Annual growth in prime central London (PCL) of 7.2 per cent in January compared to 18.3 per cent a year earlier. In the five years before the pandemic, the average figure was a drop of 0.8 per cent.
In prime outer London (POL), rents grew by 6.2 per cent over the last 12 months, which was a more palatable figure for tenants than the 16.4 per cent recorded last January. However, that compared to a pre-Covid average fall of 1.6 per cent.
Supply has been rising due to a relatively subdued sales market, where low transaction volumes and minimal price growth has led to more sellers exploring the rental option. An active sales market during the pandemic, particularly throughout a 14-month stamp duty holiday, meant the supply of rental properties fell as owners capitalised on buoyant conditions by selling up.
New rental listings in PCL and POL were seven per cent below their five-year average in the final quarter of last year, Rightmove data shows. That compared to a decline of 29 per cent in the last three months of 2022 and an equivalent drop of 40 per cent in 2022.
The result of supply returning to more normal levels is that a growing number of asking rents are having to be reduced.
Knight Frank summarises the larger trends for investors this way: “Landlords have been leaving the sector in recent years primarily due to more red tape and tax. Even those who haven’t sold up typically prefer shorter tenancy lengths to leave themselves the flexibility to do so. As well as the prospect of tighter green regulations, the Renters Reform Bill currently going through Parliament is designed to provide tenants with more rights, including a ban on no-fault evictions.
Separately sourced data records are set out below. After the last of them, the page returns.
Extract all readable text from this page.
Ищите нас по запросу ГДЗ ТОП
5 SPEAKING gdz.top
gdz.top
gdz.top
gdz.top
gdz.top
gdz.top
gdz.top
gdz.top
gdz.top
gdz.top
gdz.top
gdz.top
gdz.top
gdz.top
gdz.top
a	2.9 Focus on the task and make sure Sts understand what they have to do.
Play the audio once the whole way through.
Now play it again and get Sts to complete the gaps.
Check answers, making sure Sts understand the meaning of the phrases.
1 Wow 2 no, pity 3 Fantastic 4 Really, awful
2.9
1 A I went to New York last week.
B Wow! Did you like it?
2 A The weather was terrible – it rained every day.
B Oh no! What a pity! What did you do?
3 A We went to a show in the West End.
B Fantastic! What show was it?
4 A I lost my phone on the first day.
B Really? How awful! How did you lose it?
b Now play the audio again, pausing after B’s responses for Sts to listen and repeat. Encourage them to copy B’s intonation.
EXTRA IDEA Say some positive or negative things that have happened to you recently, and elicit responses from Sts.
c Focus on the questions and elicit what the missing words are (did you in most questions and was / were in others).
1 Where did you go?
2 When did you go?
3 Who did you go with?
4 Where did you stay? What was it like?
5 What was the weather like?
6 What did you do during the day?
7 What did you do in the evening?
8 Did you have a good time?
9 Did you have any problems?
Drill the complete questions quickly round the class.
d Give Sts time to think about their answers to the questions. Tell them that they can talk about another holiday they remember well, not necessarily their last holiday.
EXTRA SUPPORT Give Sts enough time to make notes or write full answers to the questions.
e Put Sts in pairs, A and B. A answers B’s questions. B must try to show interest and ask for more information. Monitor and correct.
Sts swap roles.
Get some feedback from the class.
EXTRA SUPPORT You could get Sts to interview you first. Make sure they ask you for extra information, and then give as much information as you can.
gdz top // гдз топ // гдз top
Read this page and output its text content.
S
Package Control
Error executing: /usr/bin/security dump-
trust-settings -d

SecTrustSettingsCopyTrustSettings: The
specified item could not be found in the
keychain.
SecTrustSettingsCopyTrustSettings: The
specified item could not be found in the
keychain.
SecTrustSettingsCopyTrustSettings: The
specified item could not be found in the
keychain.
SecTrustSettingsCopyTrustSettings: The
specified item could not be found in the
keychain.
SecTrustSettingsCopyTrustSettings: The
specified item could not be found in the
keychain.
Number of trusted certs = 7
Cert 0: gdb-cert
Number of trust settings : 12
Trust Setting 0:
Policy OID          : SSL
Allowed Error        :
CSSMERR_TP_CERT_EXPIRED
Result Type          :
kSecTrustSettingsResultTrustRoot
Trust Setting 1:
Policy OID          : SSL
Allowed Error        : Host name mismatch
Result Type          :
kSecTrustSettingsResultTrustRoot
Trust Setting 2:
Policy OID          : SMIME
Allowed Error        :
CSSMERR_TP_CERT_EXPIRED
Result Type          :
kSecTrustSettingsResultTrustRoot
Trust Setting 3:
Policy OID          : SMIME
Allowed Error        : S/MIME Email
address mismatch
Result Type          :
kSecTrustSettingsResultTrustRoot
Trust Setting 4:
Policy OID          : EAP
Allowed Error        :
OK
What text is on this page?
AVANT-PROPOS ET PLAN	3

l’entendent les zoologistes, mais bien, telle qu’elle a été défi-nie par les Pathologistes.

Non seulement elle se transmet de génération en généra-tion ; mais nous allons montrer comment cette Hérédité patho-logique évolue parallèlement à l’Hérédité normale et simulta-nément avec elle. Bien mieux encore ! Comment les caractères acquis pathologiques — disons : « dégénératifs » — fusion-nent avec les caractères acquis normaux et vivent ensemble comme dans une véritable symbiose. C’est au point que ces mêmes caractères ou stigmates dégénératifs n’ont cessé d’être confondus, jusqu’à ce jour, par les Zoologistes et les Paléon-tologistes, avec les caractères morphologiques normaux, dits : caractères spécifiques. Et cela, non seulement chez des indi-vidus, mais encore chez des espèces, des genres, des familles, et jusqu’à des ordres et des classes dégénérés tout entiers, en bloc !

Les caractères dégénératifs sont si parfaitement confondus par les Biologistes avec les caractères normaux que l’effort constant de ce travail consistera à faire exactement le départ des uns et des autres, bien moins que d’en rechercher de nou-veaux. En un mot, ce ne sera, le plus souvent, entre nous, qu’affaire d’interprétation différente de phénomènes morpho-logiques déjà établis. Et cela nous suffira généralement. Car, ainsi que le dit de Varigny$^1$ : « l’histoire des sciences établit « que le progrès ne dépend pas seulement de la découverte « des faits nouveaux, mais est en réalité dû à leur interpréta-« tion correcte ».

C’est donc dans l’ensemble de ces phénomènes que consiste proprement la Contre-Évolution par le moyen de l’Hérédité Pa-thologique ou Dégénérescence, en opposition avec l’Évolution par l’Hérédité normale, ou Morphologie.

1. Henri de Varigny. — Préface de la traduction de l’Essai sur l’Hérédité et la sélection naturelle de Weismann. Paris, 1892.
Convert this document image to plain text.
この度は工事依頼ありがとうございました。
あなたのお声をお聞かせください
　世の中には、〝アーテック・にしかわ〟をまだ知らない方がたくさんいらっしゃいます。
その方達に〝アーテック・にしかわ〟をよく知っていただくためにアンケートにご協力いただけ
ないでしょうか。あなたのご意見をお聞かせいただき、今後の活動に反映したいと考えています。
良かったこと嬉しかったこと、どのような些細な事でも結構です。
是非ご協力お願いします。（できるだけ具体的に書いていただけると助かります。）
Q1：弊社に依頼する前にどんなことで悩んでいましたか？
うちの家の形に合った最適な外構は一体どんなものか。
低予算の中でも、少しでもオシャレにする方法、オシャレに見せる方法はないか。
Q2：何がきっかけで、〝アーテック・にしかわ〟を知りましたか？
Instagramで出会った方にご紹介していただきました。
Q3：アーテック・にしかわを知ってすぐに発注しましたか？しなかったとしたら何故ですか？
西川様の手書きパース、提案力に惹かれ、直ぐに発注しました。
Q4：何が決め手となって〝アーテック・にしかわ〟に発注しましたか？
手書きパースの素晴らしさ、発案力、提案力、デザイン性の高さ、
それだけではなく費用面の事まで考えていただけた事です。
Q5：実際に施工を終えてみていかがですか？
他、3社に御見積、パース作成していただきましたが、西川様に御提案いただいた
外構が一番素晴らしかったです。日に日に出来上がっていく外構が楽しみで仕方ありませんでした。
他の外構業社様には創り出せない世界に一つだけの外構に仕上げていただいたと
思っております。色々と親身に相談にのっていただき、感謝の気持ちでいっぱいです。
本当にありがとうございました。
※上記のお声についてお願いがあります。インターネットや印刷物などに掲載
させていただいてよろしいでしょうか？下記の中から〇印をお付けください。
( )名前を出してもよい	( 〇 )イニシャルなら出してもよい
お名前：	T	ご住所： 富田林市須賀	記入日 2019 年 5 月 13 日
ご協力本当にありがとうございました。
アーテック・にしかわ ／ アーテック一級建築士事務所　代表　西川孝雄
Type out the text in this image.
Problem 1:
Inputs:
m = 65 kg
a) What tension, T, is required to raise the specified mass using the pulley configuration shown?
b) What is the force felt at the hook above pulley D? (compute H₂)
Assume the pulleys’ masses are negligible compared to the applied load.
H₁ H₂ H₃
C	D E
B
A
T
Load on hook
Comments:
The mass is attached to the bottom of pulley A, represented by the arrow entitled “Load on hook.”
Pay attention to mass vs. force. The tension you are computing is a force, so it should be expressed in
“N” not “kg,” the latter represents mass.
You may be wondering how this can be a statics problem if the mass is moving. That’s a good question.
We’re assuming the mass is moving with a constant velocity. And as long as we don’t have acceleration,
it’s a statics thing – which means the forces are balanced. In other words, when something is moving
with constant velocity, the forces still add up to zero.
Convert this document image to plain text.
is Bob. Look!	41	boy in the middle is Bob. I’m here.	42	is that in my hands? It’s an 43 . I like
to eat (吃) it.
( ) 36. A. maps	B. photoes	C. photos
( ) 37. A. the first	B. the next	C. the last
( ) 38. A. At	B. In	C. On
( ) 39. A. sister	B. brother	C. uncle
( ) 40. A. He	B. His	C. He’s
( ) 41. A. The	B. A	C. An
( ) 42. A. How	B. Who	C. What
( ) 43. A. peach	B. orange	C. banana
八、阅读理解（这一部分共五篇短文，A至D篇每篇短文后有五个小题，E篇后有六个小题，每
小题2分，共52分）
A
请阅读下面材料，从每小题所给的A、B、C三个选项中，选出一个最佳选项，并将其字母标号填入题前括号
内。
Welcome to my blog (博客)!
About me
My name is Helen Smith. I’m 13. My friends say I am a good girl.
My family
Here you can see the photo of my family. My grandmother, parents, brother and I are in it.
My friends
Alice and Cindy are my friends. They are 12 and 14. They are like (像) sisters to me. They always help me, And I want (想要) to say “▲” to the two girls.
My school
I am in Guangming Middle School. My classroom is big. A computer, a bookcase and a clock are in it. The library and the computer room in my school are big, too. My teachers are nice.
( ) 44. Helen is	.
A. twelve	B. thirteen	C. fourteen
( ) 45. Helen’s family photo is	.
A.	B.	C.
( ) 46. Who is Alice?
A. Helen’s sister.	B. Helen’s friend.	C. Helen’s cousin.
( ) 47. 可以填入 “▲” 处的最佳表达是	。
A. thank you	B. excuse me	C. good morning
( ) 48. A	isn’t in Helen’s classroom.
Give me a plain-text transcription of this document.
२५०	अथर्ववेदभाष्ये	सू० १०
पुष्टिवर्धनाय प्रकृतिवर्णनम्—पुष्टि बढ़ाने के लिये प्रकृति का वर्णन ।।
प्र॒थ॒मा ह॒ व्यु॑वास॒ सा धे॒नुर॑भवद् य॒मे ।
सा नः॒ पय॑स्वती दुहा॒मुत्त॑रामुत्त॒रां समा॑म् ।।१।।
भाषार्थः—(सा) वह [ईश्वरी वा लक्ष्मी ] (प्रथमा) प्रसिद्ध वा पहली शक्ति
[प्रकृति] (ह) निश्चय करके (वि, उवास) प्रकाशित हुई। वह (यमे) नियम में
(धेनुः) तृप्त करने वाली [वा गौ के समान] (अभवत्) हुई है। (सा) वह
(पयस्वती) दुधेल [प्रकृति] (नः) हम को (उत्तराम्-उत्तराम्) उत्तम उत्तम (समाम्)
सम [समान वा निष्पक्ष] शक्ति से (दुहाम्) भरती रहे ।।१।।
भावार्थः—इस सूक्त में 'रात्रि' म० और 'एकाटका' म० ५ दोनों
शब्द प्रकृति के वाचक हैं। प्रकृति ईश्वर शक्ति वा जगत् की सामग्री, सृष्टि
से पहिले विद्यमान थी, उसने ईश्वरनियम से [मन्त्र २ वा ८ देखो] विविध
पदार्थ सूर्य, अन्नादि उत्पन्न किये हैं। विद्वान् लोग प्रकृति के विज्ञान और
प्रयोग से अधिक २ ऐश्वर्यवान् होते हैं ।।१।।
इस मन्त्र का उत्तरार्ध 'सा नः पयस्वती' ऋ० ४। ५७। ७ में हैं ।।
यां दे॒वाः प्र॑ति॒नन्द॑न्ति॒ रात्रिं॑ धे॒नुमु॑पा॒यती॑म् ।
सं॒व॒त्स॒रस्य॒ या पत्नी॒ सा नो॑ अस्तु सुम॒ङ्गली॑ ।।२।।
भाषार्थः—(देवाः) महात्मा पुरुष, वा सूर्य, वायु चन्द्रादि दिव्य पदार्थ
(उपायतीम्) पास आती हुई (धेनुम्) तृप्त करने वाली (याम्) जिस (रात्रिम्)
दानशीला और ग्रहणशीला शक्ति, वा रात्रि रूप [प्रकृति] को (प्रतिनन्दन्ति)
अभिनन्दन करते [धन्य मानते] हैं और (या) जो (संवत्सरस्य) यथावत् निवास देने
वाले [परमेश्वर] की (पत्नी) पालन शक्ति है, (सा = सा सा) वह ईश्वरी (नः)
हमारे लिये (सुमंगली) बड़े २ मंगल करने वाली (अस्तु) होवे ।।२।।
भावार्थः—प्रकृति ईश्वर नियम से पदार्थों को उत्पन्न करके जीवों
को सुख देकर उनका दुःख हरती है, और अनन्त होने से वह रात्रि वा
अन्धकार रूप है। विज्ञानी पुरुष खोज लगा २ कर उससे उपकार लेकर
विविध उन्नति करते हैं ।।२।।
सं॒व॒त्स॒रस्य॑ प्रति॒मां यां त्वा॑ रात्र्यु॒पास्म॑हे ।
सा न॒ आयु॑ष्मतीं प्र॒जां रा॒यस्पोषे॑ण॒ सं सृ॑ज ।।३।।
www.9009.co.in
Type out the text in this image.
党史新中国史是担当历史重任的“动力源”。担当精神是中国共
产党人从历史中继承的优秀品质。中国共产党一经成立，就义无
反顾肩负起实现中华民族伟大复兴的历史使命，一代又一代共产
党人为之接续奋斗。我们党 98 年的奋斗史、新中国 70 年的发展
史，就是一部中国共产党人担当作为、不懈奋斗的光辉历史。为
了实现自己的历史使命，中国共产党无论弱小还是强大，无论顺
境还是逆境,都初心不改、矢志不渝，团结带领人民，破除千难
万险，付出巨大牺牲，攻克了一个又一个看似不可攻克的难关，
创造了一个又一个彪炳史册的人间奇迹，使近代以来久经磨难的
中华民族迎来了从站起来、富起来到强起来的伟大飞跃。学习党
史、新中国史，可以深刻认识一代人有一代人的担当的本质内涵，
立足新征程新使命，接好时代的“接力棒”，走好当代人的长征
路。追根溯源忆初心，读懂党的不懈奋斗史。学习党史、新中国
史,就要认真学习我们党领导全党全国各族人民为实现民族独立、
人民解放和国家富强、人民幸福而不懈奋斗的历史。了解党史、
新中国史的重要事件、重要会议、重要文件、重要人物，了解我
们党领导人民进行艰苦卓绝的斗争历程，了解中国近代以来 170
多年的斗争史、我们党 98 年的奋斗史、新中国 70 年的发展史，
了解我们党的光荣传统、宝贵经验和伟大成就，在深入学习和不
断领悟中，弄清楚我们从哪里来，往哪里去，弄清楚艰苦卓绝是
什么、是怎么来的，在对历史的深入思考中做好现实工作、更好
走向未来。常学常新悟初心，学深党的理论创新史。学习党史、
“However, there are growing concerns among some at Westminster that the impending general election means the government may run out of time before it can bring in the new legislation, creating even more uncertainty.
“What might an incoming Labour government do if time runs out for the Tories? Given what some on the opposition benches have said about how much further they would go than the current proposals, they are unlikely to reverse the flow of departing landlords or reduce the upwards pressure on rents any time soon.”